“Il Lavoro, una priorità”

Qualche giorno fa il mio caro amico Cosimo Zecchi lo ha detto senza tanti giri di parole.

“Per Prato è un casino, senza mezzi termini. Magari lo è per colpe nostre, non è questo il punto. Lo è sicuramente perché oggi il mercato chiede cose che comportano uno stravolgimento del nostro modo di produrre e di esistere. Non esula un comparto, quello del riuso, l’ennesimo che lancia un campanello di allarme. Troppi, tutti insieme. Questa discussione è scomoda e la politica la ignora.”

Cosimo lo sa, io non mi tiro indietro e non ho mai avuto dubbi nel mettere sul podio delle priorità della politica, il lavoro.

Ma il lavoro non si protegge con le frasi fatte o con la nostalgia di un passato che non tornerà. Si protegge – anzi, si costruisce – ascoltando chi lavora, chi rischia, chi innova, chi cade e prova a rialzarsi.

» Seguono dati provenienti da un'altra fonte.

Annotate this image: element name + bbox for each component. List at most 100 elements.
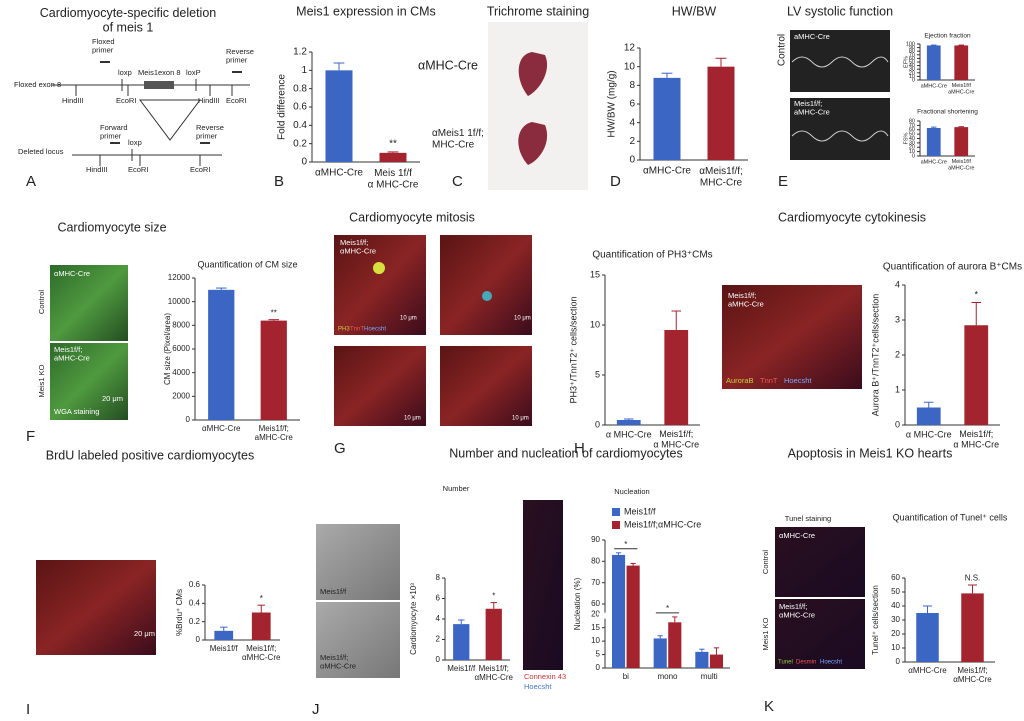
bar — [916, 613, 939, 662]
panel-letters: A B C D E F G H I J K — [26, 173, 788, 718]
image-label: αMHC-Cre — [779, 531, 815, 540]
y-tick-label: 70 — [909, 52, 915, 58]
y-tick-label: 2 — [629, 136, 635, 147]
diagram-label: loxp — [128, 138, 142, 147]
subtitle: Nucleation — [614, 487, 649, 496]
scale-label: 10 μm — [512, 416, 529, 422]
y-axis-label: Fold difference — [277, 74, 288, 140]
y-tick-label: 5 — [595, 369, 600, 379]
significance: * — [974, 290, 978, 300]
y-tick-label: 50 — [909, 132, 915, 138]
x-tick-label: αMHC-Cre — [643, 166, 691, 177]
micrograph — [50, 343, 128, 420]
stain-label: Desmin — [796, 660, 816, 666]
micrograph — [36, 560, 156, 655]
y-tick-label: 60 — [909, 127, 915, 133]
legend-label: Meis1f/f;αMHC-Cre — [624, 519, 701, 529]
bar — [954, 45, 969, 80]
y-tick-label: 12000 — [168, 273, 191, 282]
diagram-label: EcoRI — [116, 96, 136, 105]
panel-k: Apoptosis in Meis1 KO hearts Tunel stain… — [761, 446, 952, 669]
panel-title: Cardiomyocyte-specific deletion of meis 1 — [40, 6, 217, 34]
stain-label: PH3 — [338, 327, 350, 333]
panel-letter: J — [312, 701, 320, 718]
y-tick-label: 0.2 — [293, 138, 307, 149]
diagram-label: EcoRI — [190, 165, 210, 174]
echo-image — [790, 98, 890, 160]
y-tick-label: 90 — [909, 45, 915, 51]
bar — [325, 70, 353, 162]
stain-label: Hoecsht — [820, 660, 842, 666]
y-tick-label: 4 — [895, 279, 900, 289]
y-axis-label: Cardiomyocyte ×10³ — [409, 583, 418, 655]
x-tick-label: Meis1f/f; aMHC-Cre — [255, 424, 294, 442]
significance: ** — [271, 308, 277, 317]
y-tick-label: 0.6 — [189, 580, 201, 589]
y-tick-label: 10 — [624, 61, 636, 72]
micrograph — [440, 346, 532, 426]
row-label: Control — [777, 34, 788, 66]
diagram-label: loxp — [118, 68, 132, 77]
y-axis-label: Aurora B⁺/TnnT2⁺cells/section — [870, 294, 880, 417]
stain-label: Tunel — [778, 660, 793, 666]
micrograph — [722, 285, 862, 389]
y-tick-label: 60 — [591, 599, 600, 608]
subtitle: Number — [443, 484, 470, 493]
y-tick-label: 5 — [596, 650, 601, 659]
y-tick-label: 1 — [301, 65, 307, 76]
y-tick-label: 20 — [909, 145, 915, 151]
chart-title: Quantification of Tunel⁺ cells — [893, 512, 1008, 522]
bar — [214, 630, 234, 640]
significance: N.S. — [965, 574, 981, 583]
diagram-label: Floxed primer — [92, 37, 115, 55]
x-tick-label: αMHC-Cre — [908, 666, 947, 675]
y-tick-label: 15 — [591, 623, 600, 632]
panel-h: Cardiomyocyte cytokinesis Meis1f/f; aMHC-… — [722, 210, 926, 389]
nucleus — [482, 291, 492, 301]
panel-title: Cardiomyocyte mitosis — [349, 210, 475, 224]
row-label: Control — [761, 550, 770, 575]
micrograph — [334, 235, 426, 335]
y-tick-label: 50 — [891, 587, 900, 596]
diagram-label: EcoRI — [226, 96, 246, 105]
y-tick-label: 10 — [891, 643, 900, 652]
y-tick-label: 1.2 — [293, 47, 307, 58]
row-label: Control — [37, 290, 46, 315]
heart-image — [518, 52, 548, 96]
panel-i: BrdU labeled positive cardiomyocytes 20 … — [36, 448, 254, 655]
y-tick-label: 0.2 — [189, 617, 201, 626]
micrograph — [334, 346, 426, 426]
scale-label: 20 μm — [134, 629, 155, 638]
diagram-label: MHC Cre recombinase — [153, 104, 188, 117]
diagram-label: Floxed exon 8 — [14, 80, 61, 89]
panel-letter: E — [778, 173, 788, 190]
heart-image — [518, 122, 548, 165]
panel-f: Cardiomyocyte size αMHC-Cre Control Meis… — [37, 220, 167, 420]
y-tick-label: 40 — [909, 63, 915, 69]
y-axis-label: HW/BW (mg/g) — [607, 70, 618, 137]
chart: 0 2 4 6 8 Cardiomyocyte ×10³ * Meis1f/f Meis1f/f… — [409, 573, 513, 682]
legend-swatch — [612, 508, 620, 516]
panel-title: Apoptosis in Meis1 KO hearts — [788, 446, 953, 460]
x-tick-label: Meis1f/f aMHC-Cre — [948, 160, 974, 172]
micrograph — [440, 235, 532, 335]
y-tick-label: 20 — [891, 629, 900, 638]
y-tick-label: 80 — [591, 556, 600, 565]
panel-title: Cardiomyocyte size — [57, 220, 166, 234]
x-tick-label: Meis1f/f; αMHC-Cre — [475, 664, 514, 682]
diagram-label: Reverse primer — [226, 47, 254, 65]
significance: * — [492, 591, 495, 600]
y-tick-label: 40 — [891, 601, 900, 610]
x-tick-label: α MHC-Cre — [906, 429, 952, 439]
panel-letter: F — [26, 428, 35, 445]
image-label: Meis1f/f — [320, 587, 347, 596]
y-axis-label: Nucleation (%) — [573, 577, 582, 630]
panel-letter: I — [26, 701, 30, 718]
diagram-label: HindIII — [86, 165, 108, 174]
diagram-label: Deleted locus — [18, 147, 64, 156]
image-label: αMHC-Cre — [418, 58, 478, 72]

E oggi, chi lavora a Prato chiede che la politica torni a guardare in faccia la realtà.

La realtà è che il modello produttivo pratese, fondato sul riuso e sul tessile circolare, è sotto attacco da più fronti. Normative europee, pressioni ambientali, nuovi standard di tracciabilità e certificazione, costi energetici e una concorrenza globale che non gioca con le stesse regole. E tutto questo mentre le aziende più fragili vengono lasciate sole, e quelle più solide cominciano a fare i conti con un clima di sfiducia che contagia tutto e tutti.

Dobbiamo essere veloci. La velocità è la prima, vera mancanza della politica. Serve un canale preferenziale H24 dedicato a questo settore, capace di affrontare e sciogliere rapidamente i nodi che rallentano chi lavora. È tempo di replicare e moltiplicare quelle azioni che dimostrano che Prato e la sua provincia possono ancora vincere in un mercato globale e competitivo.

La politica deve stare dalla parte dell’industria che porta nel mondo il nostro prodotto e lo fa con valori positivi: innovazione, sostenibilità, qualità. Al mondo di mezzo – quello delle scorciatoie, degli interessi opachi, delle scorrettezze – ci penserà, com’è giusto, la Giustizia.

Noi, abbiamo anche una responsabilità più grande: sostenere nuovi modelli di business.
Continuare a ragionare con schemi degli anni ’80 non ha più senso. È tempo di avere il coraggio di affiancare al tessile nuove opportunità, nuovi settori, nuove vocazioni economiche. In un prossimo articolo proverò a mettere giù qualche idea concreta. Ma una cosa è certa: il futuro non aspetta.